Technology from the past litters the streets, and the old world has fragmented. But only one thing matters to the man-monster Duane Duarte: his love for the murderous Frenzetta, a 17-year-old half-rat, half-human. Duane Duarte is a revenant, or reanimated corpse, a seven-foot-tall fighting machine engineered from the body parts of fallen soldiers. Frenzetta is a chimera, doomed to enjoy the horribly ecstatic fate of death by orgasm. Together, this delightful couple cut a swath of sex and violence across four continents of a far-future universe.
A baroque picaresque/romp of surrealistic porn and grand guignol a la Angela Carter’s Passion of New Eve or Infernal Desire Machines of Doctor Hoffman, with a mix of the decadent adventures of Moorcock, and more than a hint of Ballard pushed through a vision where anima, 30’s pulp, and French Symbolism are of equal import. Strangely fun if you give it a chance and wade through the purple prose with lots of cruelty and outrageous gore and an overload of style. Set in version of world where an event called the Abortion forced another reality on our own with lots animal people, a weird mix of technology (airships and muskets, teleporter and one stomping robot), and divided into Afric, Europa, Cathay, and Atlantis who wages war on all with their air navy and robots and in a wonderful inverse are the last remaining humans (the others ruled by the tribes of the perverse). Romping through this world on their way to the Moon and mythical freedom are a goblin princess (half rat and human) who will die when she orgasms, a brain eating revenant, and their dwarf maid. Balloon rides, a birth from a corpse, squid weaponry, necromancers, a queen who has her brain transplanted in a freshly killed young girl every year, a mix of myth and technology add to the perverse thrills of this book. Edgar Allen Poe and Marquis de Sade would have loved this one.
This book is about a brain-eating Frankenstein's monster-style Zombie and a Girls Who is half rat/half human with really big breasts. The First half of the book was weird and silly and completly over the top. I did enjoy it and would have g iven 3 stars. Then it kind of got boring. Lazy old sexism Masquerading as "edgy".

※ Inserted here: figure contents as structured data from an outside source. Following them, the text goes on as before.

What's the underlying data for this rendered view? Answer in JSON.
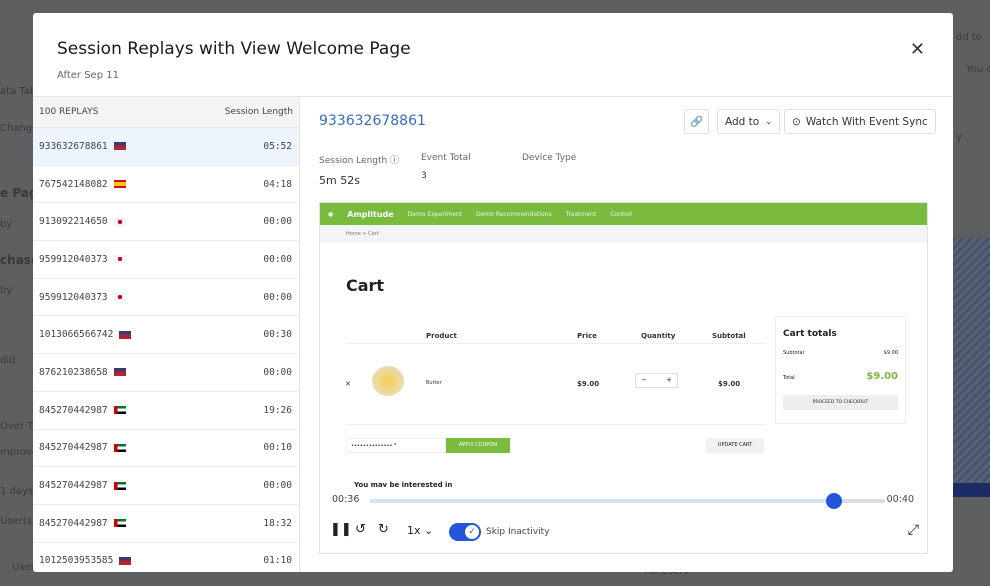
{
  "background": {
    "items": [
      "ata Table",
      "Changes",
      "e Page",
      "by",
      "chase",
      "by",
      "did",
      "Over T",
      "mprove",
      "1 days",
      "User(s)",
      "User",
      "dd to",
      "You c",
      "y",
      "All Users"
    ]
  },
  "modal": {
    "title": "Session Replays with View Welcome Page",
    "subtitle": "After Sep 11",
    "close_icon": "close-icon"
  },
  "list": {
    "header_count": "100 REPLAYS",
    "header_length": "Session Length",
    "rows": [
      {
        "id": "933632678861",
        "flag": "us",
        "length": "05:52",
        "selected": true
      },
      {
        "id": "767542148082",
        "flag": "es",
        "length": "04:18"
      },
      {
        "id": "913092214650",
        "flag": "jp",
        "length": "00:00"
      },
      {
        "id": "959912040373",
        "flag": "jp",
        "length": "00:00"
      },
      {
        "id": "959912040373",
        "flag": "jp",
        "length": "00:00"
      },
      {
        "id": "1013066566742",
        "flag": "us",
        "length": "00:30"
      },
      {
        "id": "876210238658",
        "flag": "us",
        "length": "00:00"
      },
      {
        "id": "845270442987",
        "flag": "ae",
        "length": "19:26"
      },
      {
        "id": "845270442987",
        "flag": "ae",
        "length": "00:10"
      },
      {
        "id": "845270442987",
        "flag": "ae",
        "length": "00:00"
      },
      {
        "id": "845270442987",
        "flag": "ae",
        "length": "18:32"
      },
      {
        "id": "1012503953585",
        "flag": "us",
        "length": "01:10"
      }
    ]
  },
  "detail": {
    "session_id": "933632678861",
    "add_to": "Add to",
    "watch": "Watch With Event Sync",
    "session_length_label": "Session Length",
    "session_length": "5m 52s",
    "event_total_label": "Event Total",
    "event_total": "3",
    "device_type_label": "Device Type"
  },
  "preview": {
    "brand": "Amplitude",
    "toggle1": "Demo Experiment",
    "toggle2": "Demo Recommendations",
    "opt1": "Treatment",
    "opt2": "Control",
    "breadcrumb": "Home > Cart",
    "title": "Cart",
    "headers": [
      "Product",
      "Price",
      "Quantity",
      "Subtotal"
    ],
    "item": {
      "name": "Butter",
      "price": "$9.00",
      "subtotal": "$9.00"
    },
    "totals_title": "Cart totals",
    "subtotal_label": "Subtotal",
    "subtotal": "$9.00",
    "total_label": "Total",
    "total": "$9.00",
    "checkout": "PROCEED TO CHECKOUT",
    "coupon_placeholder": "••••••••••••••  *",
    "apply": "APPLY COUPON",
    "update": "UPDATE CART",
    "interested": "You may be interested in",
    "accent": "#79bb3f"
  },
  "player": {
    "current": "00:36",
    "end": "00:40",
    "progress": 0.9,
    "speed": "1x",
    "skip_label": "Skip Inactivity",
    "skip_on": true
  }
}
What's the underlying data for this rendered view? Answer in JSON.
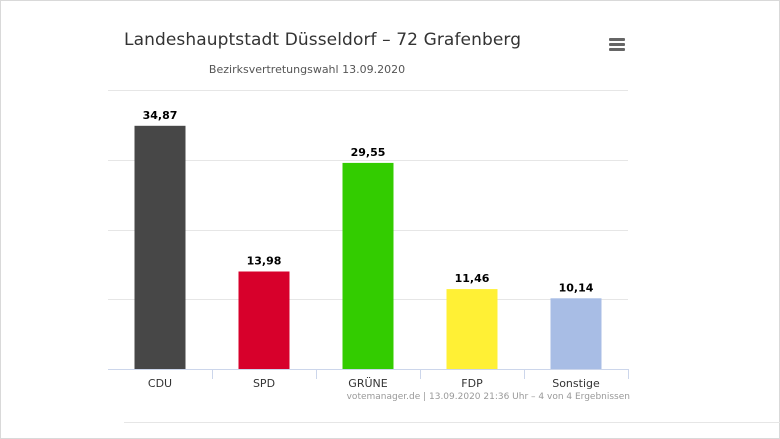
{
  "chart_data": {
    "type": "bar",
    "title": "Landeshauptstadt Düsseldorf – 72 Grafenberg",
    "subtitle": "Bezirksvertretungswahl 13.09.2020",
    "categories": [
      "CDU",
      "SPD",
      "GRÜNE",
      "FDP",
      "Sonstige"
    ],
    "values": [
      34.87,
      13.98,
      29.55,
      11.46,
      10.14
    ],
    "value_labels": [
      "34,87",
      "13,98",
      "29,55",
      "11,46",
      "10,14"
    ],
    "colors": [
      "#474747",
      "#d7002b",
      "#33cc00",
      "#fff035",
      "#a8bde5"
    ],
    "ylim": [
      0,
      40
    ],
    "grid": true,
    "legend": "none"
  },
  "credit": "votemanager.de | 13.09.2020 21:36 Uhr – 4 von 4 Ergebnissen",
  "menu_icon": "hamburger-menu-icon"
}
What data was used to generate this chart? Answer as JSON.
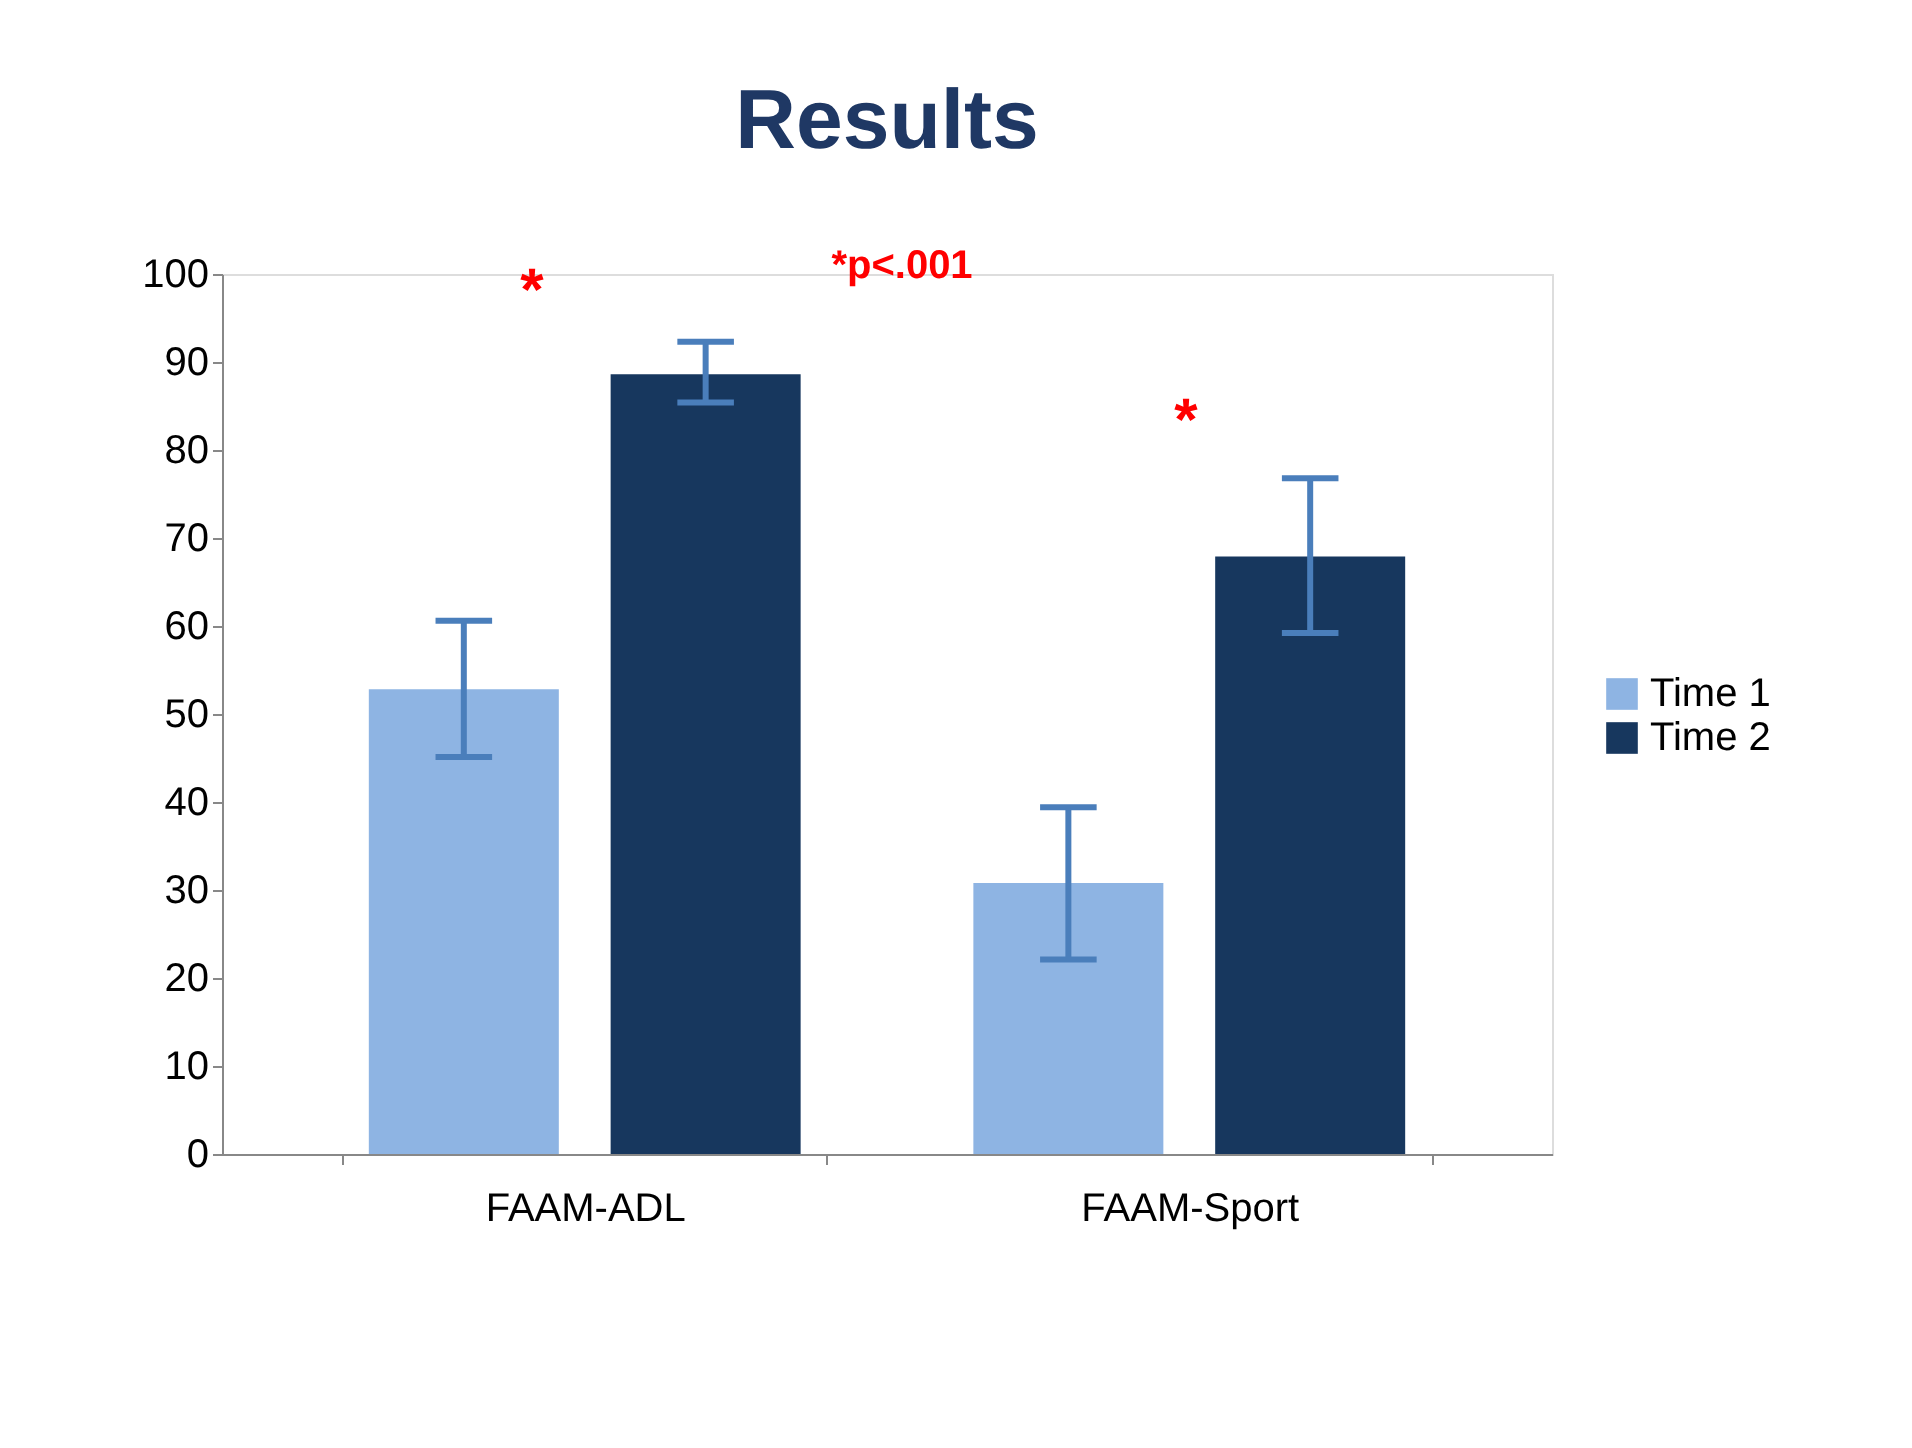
{
  "chart_data": {
    "type": "bar",
    "title": "Results",
    "categories": [
      "FAAM-ADL",
      "FAAM-Sport"
    ],
    "series": [
      {
        "name": "Time 1",
        "color": "#8eb4e3",
        "values": [
          52.8,
          30.8
        ],
        "errors": [
          [
            45.1,
            60.6
          ],
          [
            22.1,
            39.4
          ]
        ]
      },
      {
        "name": "Time 2",
        "color": "#17375e",
        "values": [
          88.6,
          67.9
        ],
        "errors": [
          [
            85.4,
            92.3
          ],
          [
            59.2,
            76.8
          ]
        ]
      }
    ],
    "ylim": [
      0,
      100
    ],
    "yticks": [
      0,
      10,
      20,
      30,
      40,
      50,
      60,
      70,
      80,
      90,
      100
    ],
    "grid": false,
    "legend": "right",
    "annotations": [
      "*",
      "*",
      "*p<.001"
    ]
  }
}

Read this a long time ago and had it on my bookshelf for as long. I finally had to rationlise my collection when we moved house. But this book stil sticks in my mind. There is only really one way to describe it. It is weird. Very weird. Some authors try to be weird, others just are weird without even trying. I have also read some of his other books but they weren't as memorable as this one. Read the top review on this book on GRs, my review cannot do it justice.